As I sat in his noisy, shared office, Nick, one of the data scientists, responded to my question about where he thought predictive modeling in higher education was headed with an answer about what he felt was more pressing. He thought that nudging had a long way to go, and that the information in nudging needed to be more useful to students. My theoretical framework is a very traditional economical perspective which could be way wrong … but it doesn’t mean that it’s not useful. The theory is that every person chooses optimum behavior for him or herself, based on the constraints, his ability, his resources, his information. He cannot do anything about the first and second, but he maybe can do something about the third.
The use of behavior data to nudge students and inspire a regime of self-regulation prompts questions about behavior data not only as a more accurate substitute for demographic data but also as a source of knowledge about students. As this article demonstrates, making behavior data is a contingent process. Data proxies and data doubles do not acquire form naturally. They must be made, and they are made by actors under institutional constraints and imaginaries alike.
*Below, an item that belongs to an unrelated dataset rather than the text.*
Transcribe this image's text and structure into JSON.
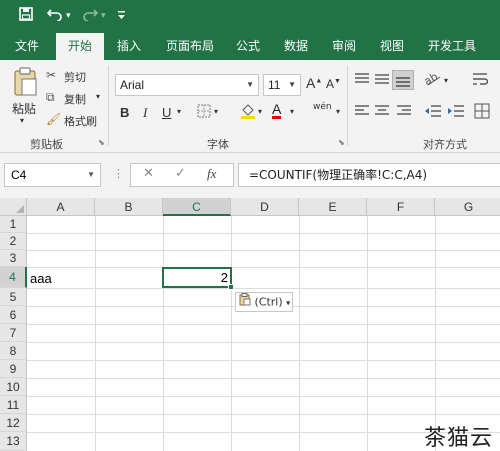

The other aim of this article is to identify processes of making and sorting data as problem spaces. If data, students, and behaviors are imprecisely matched and subject to institutional pressures and sociotechnical limitations, how should those data be understood, especially in the context of nudging where actors put them into play? To refer back to the emergence of what Cheney-Lippold (2011, 2017) has called the “new algorithmic identity,” in which what people do is more representative of who they are than more traditional concepts of social categories, what happens when behavior data are just as fraught as demographic data?
As predictive analytics become more widespread in areas beyond education, such as policing and sentencing, finance, healthcare and medicine, and social media, it is necessary to illuminate the data that underpin predictions, not just technically but sociotechnically. The everyday, frequently mundane processes that make data, proxies, and data doubles hold together are subject to deletion, which allows for the linkages between data and people to appear seamless. They are not. Understanding how those data come together and how they stabilize is a continuing task for critical data studies, and one that I explore in the context of higher education.